Psychotherapy is capable of meeting basic human need if it remains fascinated by the complexity of human life. Fascination is central whereas definition is always better 'on hold'.
If psychotherapy is an instrument to meet basic human need it needs to probe the foundations of being and, at the same time, point to the power of an interactive universe.
It will be a process of enquiry, searching for meanings that are much wider than those which occur in the 'internal self'. It will not be limited by searching for beginnings and endings, individual trauma on its own, or narrowly defined relationships.
Once I am aware the whole world is contained within one individual it is possible to listen to someone's stories as if I were an artist, building an art work in my mind. I am moved to seek colours in people's stories rather than facts.
Traditional psychological labels such as paranoia, projective identification and borderline personality are limiting. I prefer to see emotions floating in and out of existence with no urge to suggest that people ‘freeze' emotions in order to examine them.
When specific traumatic events are mentioned I'm alerted to the possibility there are other people, present in our minds, who may be central to the story. They may not have contributed to trauma but they may be conjured up to provide support.
There are no singular causes to find and that makes it possible to reach beyond reason and work with imagination. There is no need to work out what is occurring in a 'psychological' sense alone. 'Psychology' is just one way to frame what is happening in and around 'mind', 'emotion' and 'behaviour'
Tradition would have me focused on the internal life of people and often that prevents me from contemplating the universe and its complex influences. I need to be free to suggest we trace the links between historical events, social settings, cultural belonging, physical and emotional pain.
It helps to talk about connections between personal trauma and trauma in the world around us. It helps to speak of what we experience as an individual as well as what is happening within and across our relationships.
The significance of not knowing where pain is centred or why sadness seems extreme can also be connected with the history of people in this country where colonisation runs like a continuous film on screen.
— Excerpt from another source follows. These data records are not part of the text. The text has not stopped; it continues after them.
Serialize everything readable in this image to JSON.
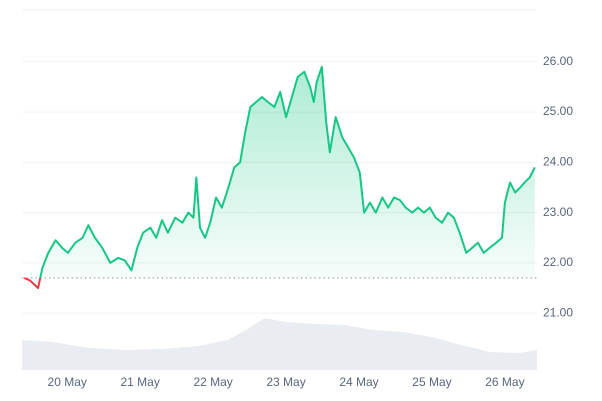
{
  "chart_data": {
    "type": "line",
    "x": [
      19.41,
      19.49,
      19.6,
      19.66,
      19.74,
      19.84,
      19.93,
      20.01,
      20.11,
      20.21,
      20.29,
      20.38,
      20.48,
      20.59,
      20.7,
      20.79,
      20.88,
      20.96,
      21.04,
      21.14,
      21.22,
      21.3,
      21.38,
      21.48,
      21.58,
      21.66,
      21.73,
      21.77,
      21.82,
      21.89,
      21.96,
      22.04,
      22.12,
      22.21,
      22.29,
      22.37,
      22.44,
      22.51,
      22.59,
      22.67,
      22.75,
      22.84,
      22.92,
      23.0,
      23.08,
      23.16,
      23.25,
      23.33,
      23.38,
      23.42,
      23.49,
      23.55,
      23.6,
      23.68,
      23.77,
      23.85,
      23.93,
      24.01,
      24.07,
      24.15,
      24.23,
      24.32,
      24.4,
      24.48,
      24.56,
      24.64,
      24.73,
      24.81,
      24.89,
      24.97,
      25.05,
      25.14,
      25.22,
      25.3,
      25.38,
      25.47,
      25.55,
      25.63,
      25.71,
      25.79,
      25.88,
      25.96,
      26.0,
      26.07,
      26.14,
      26.21,
      26.27,
      26.34,
      26.41
    ],
    "series": [
      {
        "color": "#16c784",
        "values": [
          21.7,
          21.65,
          21.5,
          21.9,
          22.2,
          22.45,
          22.3,
          22.2,
          22.4,
          22.5,
          22.75,
          22.5,
          22.3,
          22.0,
          22.1,
          22.05,
          21.85,
          22.3,
          22.6,
          22.7,
          22.5,
          22.85,
          22.6,
          22.9,
          22.8,
          23.0,
          22.9,
          23.7,
          22.7,
          22.5,
          22.8,
          23.3,
          23.1,
          23.5,
          23.9,
          24.0,
          24.6,
          25.1,
          25.2,
          25.3,
          25.2,
          25.1,
          25.4,
          24.9,
          25.3,
          25.7,
          25.8,
          25.5,
          25.2,
          25.6,
          25.9,
          24.8,
          24.2,
          24.9,
          24.5,
          24.3,
          24.1,
          23.8,
          23.0,
          23.2,
          23.0,
          23.3,
          23.1,
          23.3,
          23.25,
          23.1,
          23.0,
          23.1,
          23.0,
          23.1,
          22.9,
          22.8,
          23.0,
          22.9,
          22.6,
          22.2,
          22.3,
          22.4,
          22.2,
          22.3,
          22.4,
          22.5,
          23.2,
          23.6,
          23.4,
          23.5,
          23.6,
          23.7,
          23.9
        ]
      }
    ],
    "baseline": 21.7,
    "below_color": "#ea3943",
    "volume": {
      "color": "#e9ecf1",
      "x": [
        19.38,
        19.8,
        20.3,
        20.8,
        21.3,
        21.8,
        22.2,
        22.5,
        22.7,
        23.0,
        23.4,
        23.8,
        24.2,
        24.6,
        25.0,
        25.4,
        25.8,
        26.2,
        26.44
      ],
      "values": [
        30,
        28,
        22,
        20,
        21,
        24,
        30,
        42,
        52,
        48,
        46,
        45,
        40,
        38,
        33,
        25,
        18,
        17,
        20
      ]
    },
    "y2lim": [
      0,
      100
    ],
    "xlim": [
      19.38,
      26.44
    ],
    "xticks": [
      {
        "value": 20,
        "label": "20 May"
      },
      {
        "value": 21,
        "label": "21 May"
      },
      {
        "value": 22,
        "label": "22 May"
      },
      {
        "value": 23,
        "label": "23 May"
      },
      {
        "value": 24,
        "label": "24 May"
      },
      {
        "value": 25,
        "label": "25 May"
      },
      {
        "value": 26,
        "label": "26 May"
      }
    ],
    "ylim": [
      19.87,
      27.03
    ],
    "yticks": [
      {
        "value": 21,
        "label": "21.00"
      },
      {
        "value": 22,
        "label": "22.00"
      },
      {
        "value": 23,
        "label": "23.00"
      },
      {
        "value": 24,
        "label": "24.00"
      },
      {
        "value": 25,
        "label": "25.00"
      },
      {
        "value": 26,
        "label": "26.00"
      }
    ],
    "grid": true
  }
}
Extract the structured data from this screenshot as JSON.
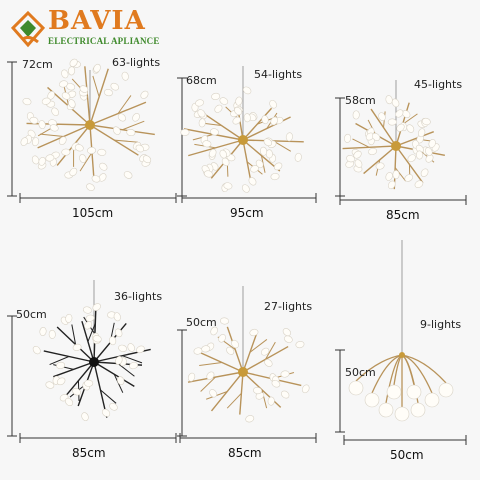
{
  "brand": {
    "name": "BAVIA",
    "tagline": "ELECTRICAL APLIANCE",
    "colors": {
      "orange": "#e07a1f",
      "green": "#3f8a2c"
    }
  },
  "products": [
    {
      "height": "72cm",
      "lights": "63-lights",
      "width": "105cm",
      "finish": "gold"
    },
    {
      "height": "68cm",
      "lights": "54-lights",
      "width": "95cm",
      "finish": "gold"
    },
    {
      "height": "58cm",
      "lights": "45-lights",
      "width": "85cm",
      "finish": "gold"
    },
    {
      "height": "50cm",
      "lights": "36-lights",
      "width": "85cm",
      "finish": "black"
    },
    {
      "height": "50cm",
      "lights": "27-lights",
      "width": "85cm",
      "finish": "gold"
    },
    {
      "height": "50cm",
      "lights": "9-lights",
      "width": "50cm",
      "finish": "gold"
    }
  ]
}
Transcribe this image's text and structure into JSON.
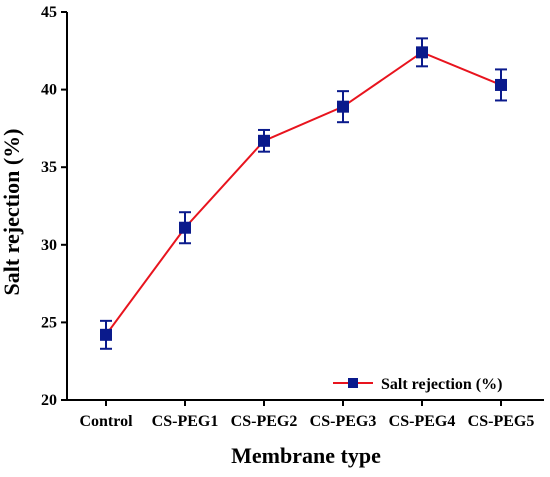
{
  "chart_data": {
    "type": "line",
    "title": "",
    "xlabel": "Membrane type",
    "ylabel": "Salt rejection (%)",
    "categories": [
      "Control",
      "CS-PEG1",
      "CS-PEG2",
      "CS-PEG3",
      "CS-PEG4",
      "CS-PEG5"
    ],
    "series": [
      {
        "name": "Salt rejection (%)",
        "values": [
          24.2,
          31.1,
          36.7,
          38.9,
          42.4,
          40.3
        ],
        "errors": [
          0.9,
          1.0,
          0.7,
          1.0,
          0.9,
          1.0
        ],
        "line_color": "#e8141e",
        "marker_color": "#0a1a8c",
        "marker": "square"
      }
    ],
    "ylim": [
      20,
      45
    ],
    "yticks": [
      20,
      25,
      30,
      35,
      40,
      45
    ],
    "grid": false,
    "legend_position": "bottom-right"
  }
}
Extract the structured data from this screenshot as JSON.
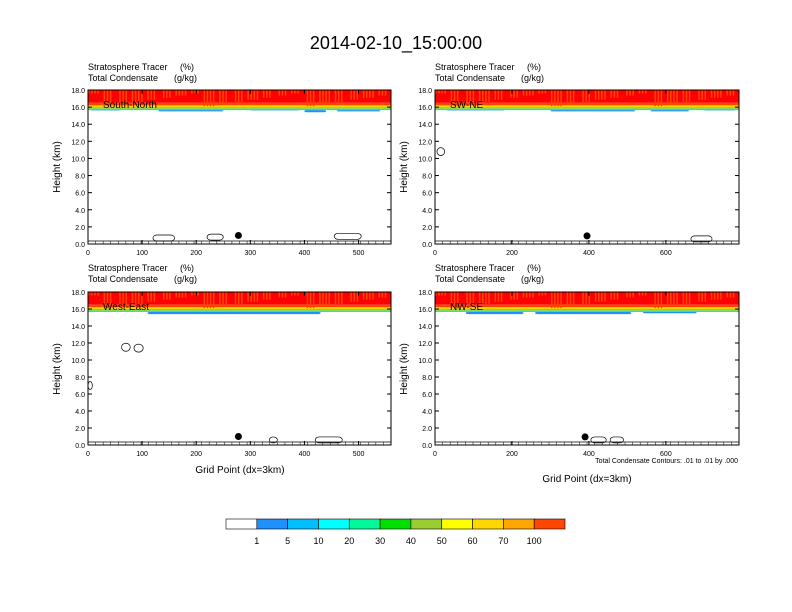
{
  "page": {
    "title": "2014-02-10_15:00:00"
  },
  "colorbar": {
    "colors": [
      "#ffffff",
      "#1e90ff",
      "#00bfff",
      "#00ffff",
      "#00fa9a",
      "#00e000",
      "#9acd32",
      "#ffff00",
      "#ffd700",
      "#ffa500",
      "#ff4500",
      "#ff0000"
    ],
    "labels": [
      "1",
      "5",
      "10",
      "20",
      "30",
      "40",
      "50",
      "60",
      "70",
      "100"
    ]
  },
  "footnote": "Total Condensate Contours: .01 to .01 by .000",
  "chart_data": [
    {
      "type": "heatmap",
      "name": "South-North",
      "subtitle_line1_left": "Stratosphere Tracer",
      "subtitle_line1_right": "(%)",
      "subtitle_line2_left": "Total Condensate",
      "subtitle_line2_right": "(g/kg)",
      "panel_label": "South-North",
      "ylabel": "Height (km)",
      "xlabel": "",
      "xlim": [
        0,
        560
      ],
      "ylim": [
        0,
        18
      ],
      "xticks": [
        0,
        100,
        200,
        300,
        400,
        500
      ],
      "yticks": [
        "0.0",
        "2.0",
        "4.0",
        "6.0",
        "8.0",
        "10.0",
        "12.0",
        "14.0",
        "16.0",
        "18.0"
      ],
      "tracer_top_km": 16.0,
      "cloud_band": [
        [
          5,
          60,
          15.6
        ],
        [
          130,
          250,
          15.5
        ],
        [
          300,
          390,
          15.6
        ],
        [
          400,
          440,
          15.4
        ],
        [
          460,
          540,
          15.5
        ]
      ],
      "dots": [
        [
          278,
          1.0
        ]
      ],
      "low_contours": [
        [
          120,
          160,
          0.7
        ],
        [
          220,
          250,
          0.8
        ],
        [
          455,
          505,
          0.9
        ]
      ]
    },
    {
      "type": "heatmap",
      "name": "SW-NE",
      "subtitle_line1_left": "Stratosphere Tracer",
      "subtitle_line1_right": "(%)",
      "subtitle_line2_left": "Total Condensate",
      "subtitle_line2_right": "(g/kg)",
      "panel_label": "SW-NE",
      "ylabel": "Height (km)",
      "xlabel": "",
      "xlim": [
        0,
        790
      ],
      "ylim": [
        0,
        18
      ],
      "xticks": [
        0,
        200,
        400,
        600
      ],
      "yticks": [
        "0.0",
        "2.0",
        "4.0",
        "6.0",
        "8.0",
        "10.0",
        "12.0",
        "14.0",
        "16.0",
        "18.0"
      ],
      "tracer_top_km": 16.0,
      "cloud_band": [
        [
          30,
          180,
          15.6
        ],
        [
          300,
          520,
          15.5
        ],
        [
          560,
          660,
          15.5
        ],
        [
          700,
          780,
          15.6
        ]
      ],
      "dots": [
        [
          395,
          0.95
        ]
      ],
      "low_contours": [
        [
          665,
          720,
          0.6
        ]
      ],
      "mid_contours": [
        [
          5,
          25,
          10.8
        ]
      ]
    },
    {
      "type": "heatmap",
      "name": "West-East",
      "subtitle_line1_left": "Stratosphere Tracer",
      "subtitle_line1_right": "(%)",
      "subtitle_line2_left": "Total Condensate",
      "subtitle_line2_right": "(g/kg)",
      "panel_label": "West-East",
      "ylabel": "Height (km)",
      "xlabel": "Grid Point (dx=3km)",
      "xlim": [
        0,
        560
      ],
      "ylim": [
        0,
        18
      ],
      "xticks": [
        0,
        100,
        200,
        300,
        400,
        500
      ],
      "yticks": [
        "0.0",
        "2.0",
        "4.0",
        "6.0",
        "8.0",
        "10.0",
        "12.0",
        "14.0",
        "16.0",
        "18.0"
      ],
      "tracer_top_km": 16.0,
      "cloud_band": [
        [
          110,
          430,
          15.4
        ]
      ],
      "dots": [
        [
          278,
          1.0
        ]
      ],
      "low_contours": [
        [
          335,
          350,
          0.6
        ],
        [
          420,
          470,
          0.6
        ]
      ],
      "mid_contours": [
        [
          62,
          78,
          11.5
        ],
        [
          85,
          102,
          11.4
        ],
        [
          0,
          8,
          7.0
        ]
      ]
    },
    {
      "type": "heatmap",
      "name": "NW-SE",
      "subtitle_line1_left": "Stratosphere Tracer",
      "subtitle_line1_right": "(%)",
      "subtitle_line2_left": "Total Condensate",
      "subtitle_line2_right": "(g/kg)",
      "panel_label": "NW-SE",
      "ylabel": "Height (km)",
      "xlabel": "Grid Point (dx=3km)",
      "xlim": [
        0,
        790
      ],
      "ylim": [
        0,
        18
      ],
      "xticks": [
        0,
        200,
        400,
        600
      ],
      "yticks": [
        "0.0",
        "2.0",
        "4.0",
        "6.0",
        "8.0",
        "10.0",
        "12.0",
        "14.0",
        "16.0",
        "18.0"
      ],
      "tracer_top_km": 16.0,
      "cloud_band": [
        [
          80,
          230,
          15.4
        ],
        [
          260,
          510,
          15.4
        ],
        [
          540,
          680,
          15.5
        ]
      ],
      "dots": [
        [
          390,
          0.95
        ]
      ],
      "low_contours": [
        [
          405,
          445,
          0.6
        ],
        [
          455,
          490,
          0.6
        ]
      ]
    }
  ]
}
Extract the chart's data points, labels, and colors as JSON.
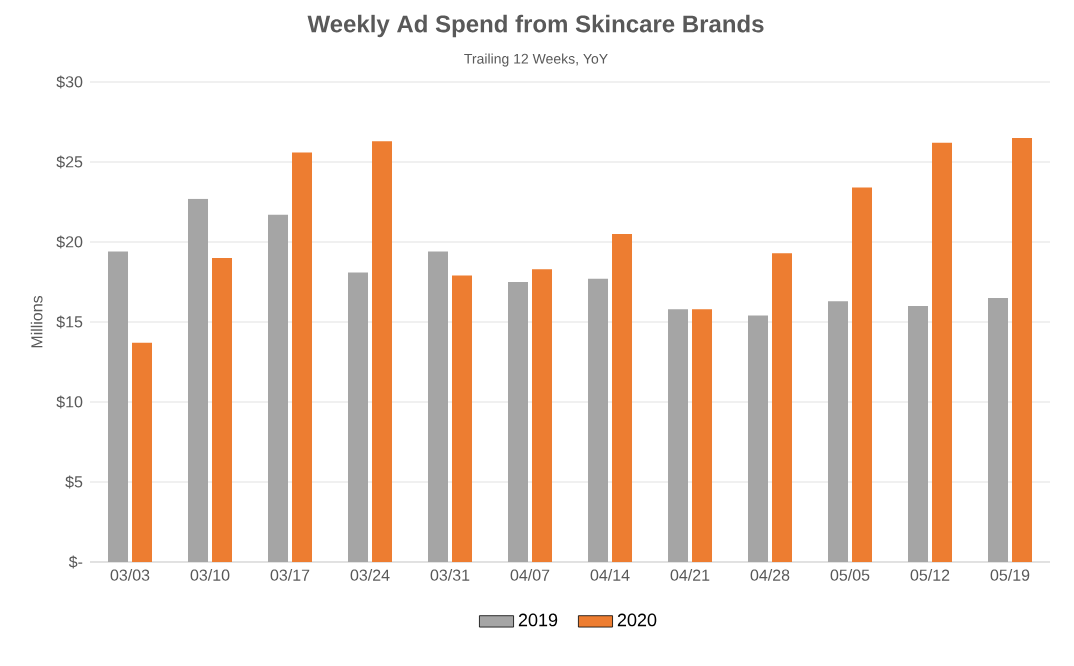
{
  "chart_data": {
    "type": "bar",
    "title": "Weekly Ad Spend from Skincare Brands",
    "subtitle": "Trailing 12 Weeks, YoY",
    "ylabel": "Millions",
    "categories": [
      "03/03",
      "03/10",
      "03/17",
      "03/24",
      "03/31",
      "04/07",
      "04/14",
      "04/21",
      "04/28",
      "05/05",
      "05/12",
      "05/19"
    ],
    "series": [
      {
        "name": "2019",
        "color": "#a5a5a5",
        "values": [
          19.4,
          22.7,
          21.7,
          18.1,
          19.4,
          17.5,
          17.7,
          15.8,
          15.4,
          16.3,
          16.0,
          16.5
        ]
      },
      {
        "name": "2020",
        "color": "#ed7d31",
        "values": [
          13.7,
          19.0,
          25.6,
          26.3,
          17.9,
          18.3,
          20.5,
          15.8,
          19.3,
          23.4,
          26.2,
          26.5
        ]
      }
    ],
    "ylim": [
      0,
      30
    ],
    "yticks": [
      {
        "value": 0,
        "label": "$-"
      },
      {
        "value": 5,
        "label": "$5"
      },
      {
        "value": 10,
        "label": "$10"
      },
      {
        "value": 15,
        "label": "$15"
      },
      {
        "value": 20,
        "label": "$20"
      },
      {
        "value": 25,
        "label": "$25"
      },
      {
        "value": 30,
        "label": "$30"
      }
    ],
    "grid": "y",
    "legend": "bottom"
  }
}
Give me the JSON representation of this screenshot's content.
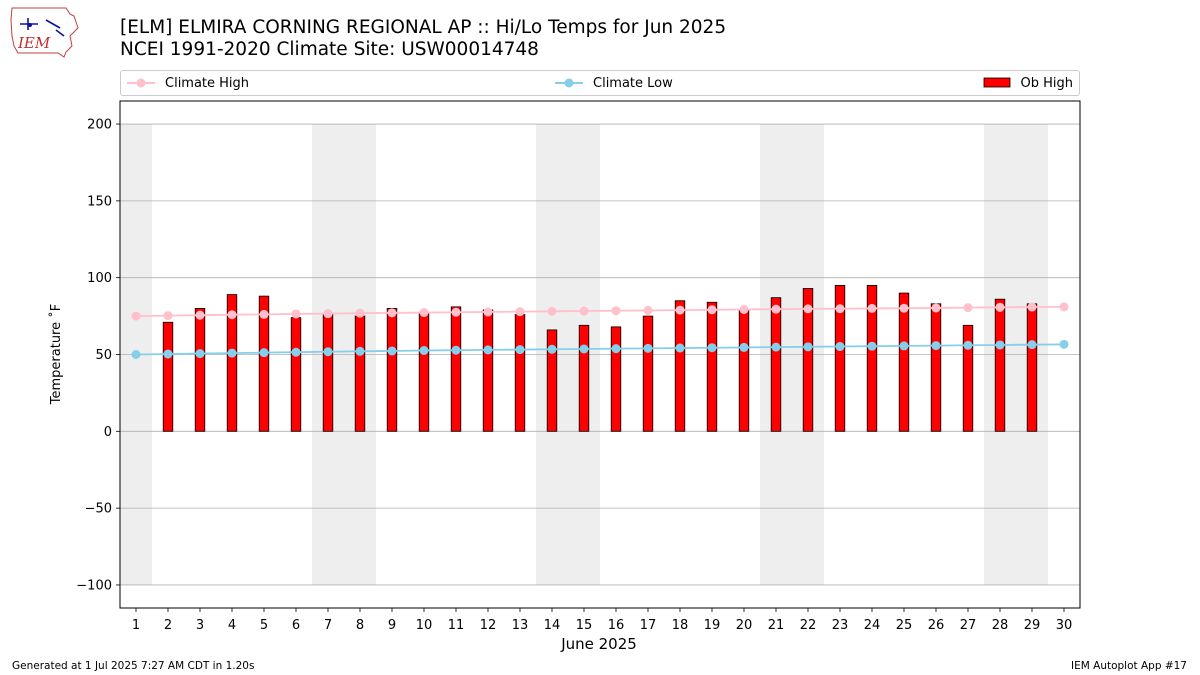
{
  "logo": {
    "text": "IEM"
  },
  "header": {
    "title_line1": "[ELM] ELMIRA CORNING REGIONAL AP :: Hi/Lo Temps for Jun 2025",
    "title_line2": "NCEI 1991-2020 Climate Site: USW00014748"
  },
  "legend": [
    {
      "label": "Climate High",
      "color": "#ffc0cb",
      "kind": "line"
    },
    {
      "label": "Climate Low",
      "color": "#87ceeb",
      "kind": "line"
    },
    {
      "label": "Ob High",
      "color": "#ff0000",
      "kind": "bar"
    }
  ],
  "footer": {
    "left": "Generated at 1 Jul 2025 7:27 AM CDT in 1.20s",
    "right": "IEM Autoplot App #17"
  },
  "chart_data": {
    "type": "bar",
    "title": "[ELM] ELMIRA CORNING REGIONAL AP :: Hi/Lo Temps for Jun 2025",
    "subtitle": "NCEI 1991-2020 Climate Site: USW00014748",
    "xlabel": "June 2025",
    "ylabel": "Temperature ˚F",
    "x": [
      1,
      2,
      3,
      4,
      5,
      6,
      7,
      8,
      9,
      10,
      11,
      12,
      13,
      14,
      15,
      16,
      17,
      18,
      19,
      20,
      21,
      22,
      23,
      24,
      25,
      26,
      27,
      28,
      29,
      30
    ],
    "xlim": [
      0.5,
      30.5
    ],
    "ylim": [
      -115,
      215
    ],
    "yticks": [
      200,
      150,
      100,
      50,
      0,
      -50,
      -100
    ],
    "ytick_labels": [
      "200",
      "150",
      "100",
      "50",
      "0",
      "−50",
      "−100"
    ],
    "grid": "horizontal",
    "legend_position": "top",
    "weekend_shading": {
      "color": "#eeeeee",
      "ranges": [
        [
          0.5,
          1.5
        ],
        [
          6.5,
          8.5
        ],
        [
          13.5,
          15.5
        ],
        [
          20.5,
          22.5
        ],
        [
          27.5,
          29.5
        ]
      ],
      "yrange": [
        -100,
        200
      ]
    },
    "series": [
      {
        "name": "Ob High",
        "kind": "bar",
        "color": "#ff0000",
        "values": [
          null,
          71,
          80,
          89,
          88,
          74,
          76,
          75,
          80,
          77,
          81,
          79,
          76,
          66,
          69,
          68,
          75,
          85,
          84,
          79,
          87,
          93,
          95,
          95,
          90,
          83,
          69,
          86,
          83,
          null
        ]
      },
      {
        "name": "Climate High",
        "kind": "line",
        "color": "#ffc0cb",
        "values": [
          75,
          75.3,
          75.6,
          75.9,
          76.1,
          76.4,
          76.6,
          76.9,
          77.1,
          77.3,
          77.5,
          77.7,
          77.9,
          78.1,
          78.3,
          78.5,
          78.7,
          78.9,
          79.1,
          79.3,
          79.5,
          79.7,
          79.8,
          80,
          80.1,
          80.3,
          80.5,
          80.7,
          80.9,
          81
        ]
      },
      {
        "name": "Climate Low",
        "kind": "line",
        "color": "#87ceeb",
        "values": [
          50,
          50.3,
          50.6,
          50.9,
          51.2,
          51.5,
          51.8,
          52.1,
          52.3,
          52.6,
          52.8,
          53,
          53.2,
          53.4,
          53.6,
          53.8,
          54,
          54.2,
          54.4,
          54.6,
          54.8,
          55,
          55.2,
          55.4,
          55.6,
          55.8,
          56,
          56.2,
          56.4,
          56.6
        ]
      }
    ]
  }
}
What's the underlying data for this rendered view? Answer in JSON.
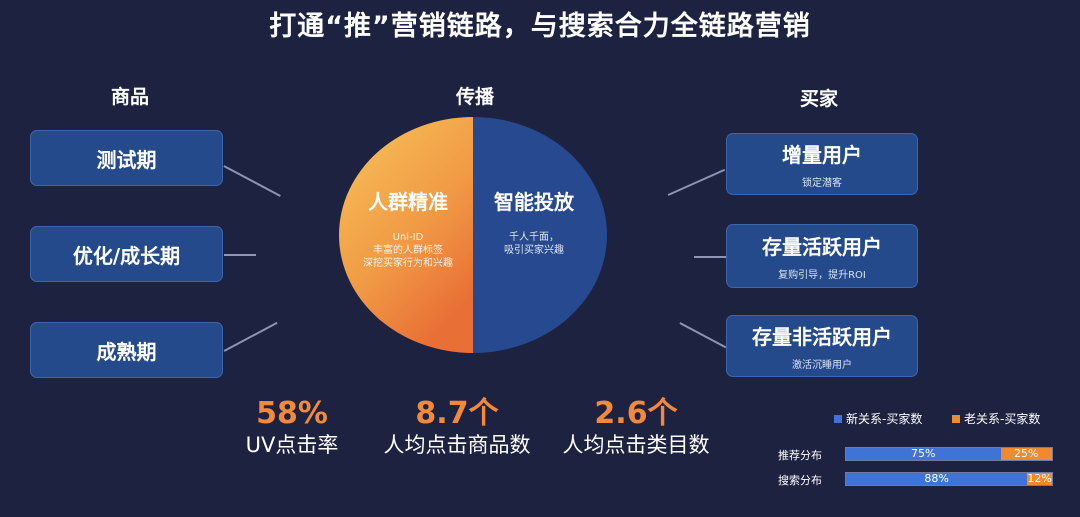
{
  "title": "打通“推”营销链路，与搜索合力全链路营销",
  "columns": {
    "goods": "商品",
    "spread": "传播",
    "buyers": "买家"
  },
  "goods_stages": [
    "测试期",
    "优化/成长期",
    "成熟期"
  ],
  "pie": {
    "left": {
      "title": "人群精准",
      "lines": [
        "Uni-ID",
        "丰富的人群标签",
        "深挖买家行为和兴趣"
      ]
    },
    "right": {
      "title": "智能投放",
      "lines": [
        "千人千面，",
        "吸引买家兴趣"
      ]
    }
  },
  "buyer_groups": [
    {
      "title": "增量用户",
      "sub": "锁定潜客"
    },
    {
      "title": "存量活跃用户",
      "sub": "复购引导，提升ROI"
    },
    {
      "title": "存量非活跃用户",
      "sub": "激活沉睡用户"
    }
  ],
  "metrics": [
    {
      "value": "58%",
      "label": "UV点击率"
    },
    {
      "value": "8.7个",
      "label": "人均点击商品数"
    },
    {
      "value": "2.6个",
      "label": "人均点击类目数"
    }
  ],
  "colors": {
    "new": "#3f73d6",
    "old": "#f08a2e",
    "box": "#254a8c",
    "bg": "#1d2240"
  },
  "chart_data": {
    "type": "bar",
    "stacked": true,
    "orientation": "horizontal",
    "categories": [
      "推荐分布",
      "搜索分布"
    ],
    "series": [
      {
        "name": "新关系-买家数",
        "values": [
          75,
          88
        ],
        "labels": [
          "75%",
          "88%"
        ]
      },
      {
        "name": "老关系-买家数",
        "values": [
          25,
          12
        ],
        "labels": [
          "25%",
          "12%"
        ]
      }
    ],
    "legend": "top"
  }
}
My own cultural experience when growing through childhood was sometimes filled with pictures in my mind as I coped with mild family tension. I am still surprised when health professionals see those mind pictures as explicable in psychological terms alone.
I know frightening creatures in day and night dreams were real. I know my mind helped me imagine myself walking into the sea the day I thought my mother was leaving. I know I felt my motorcycle crash in the middle of the night in a deep sleep.
The reasons all these experiences took place had something but not everything to do with life in a sometimes tense family home. In addition, there were other forces at work which also gave rise to the images. For example, religious life had taught me water would hold me, cleanse me or sustain me in death. Motorcycles were very much connected with heroes and taking risk to the point of death. That is more the stuff of mythology and spiritual yearning than psychic affect. Place it firmly inside my 'psychologically conditioned response filing system' and you have made it merely banal and functional.
Allow me to ride with fantasies, believe the pictures are real and connect them to the world of myth and legend and I may well find my own healing.
Perhaps consciousness consists of scenarios that move forwards and backwards through time. Perhaps those images are best left to keep moving, as long as we take notice of them as they flow past. They might trigger new ideas, suggest solutions to dilemmas or confront us with what we might name as 'truths' within.
Psychotherapeutic assumptions are sometimes used selectively thereby excluding vast areas of human functioning. Consistent with that, the old adage ‘The person with the trauma or the pain knows best’ may need to be resurrected.
When I look out the window my past, present and future is symbolised in nature and in spaces around sea, land and sky. I look at the ocean and experience a range of emotions such as regret, grief and excitement. I see an island out there and I am afraid as well as challenged. The sky tells me my knowledge is limited and my imagination has vast potential. The headlands are my stubborn self, not moving in the wind.
In order to be my therapist (or friend) you don’t need 'facts' or 'set scenes' or the names of perpetrators in my stories. It is enough to help me contemplate my images and wonder. I will unfold myself while you pay attention to me. You will have met my basic human need.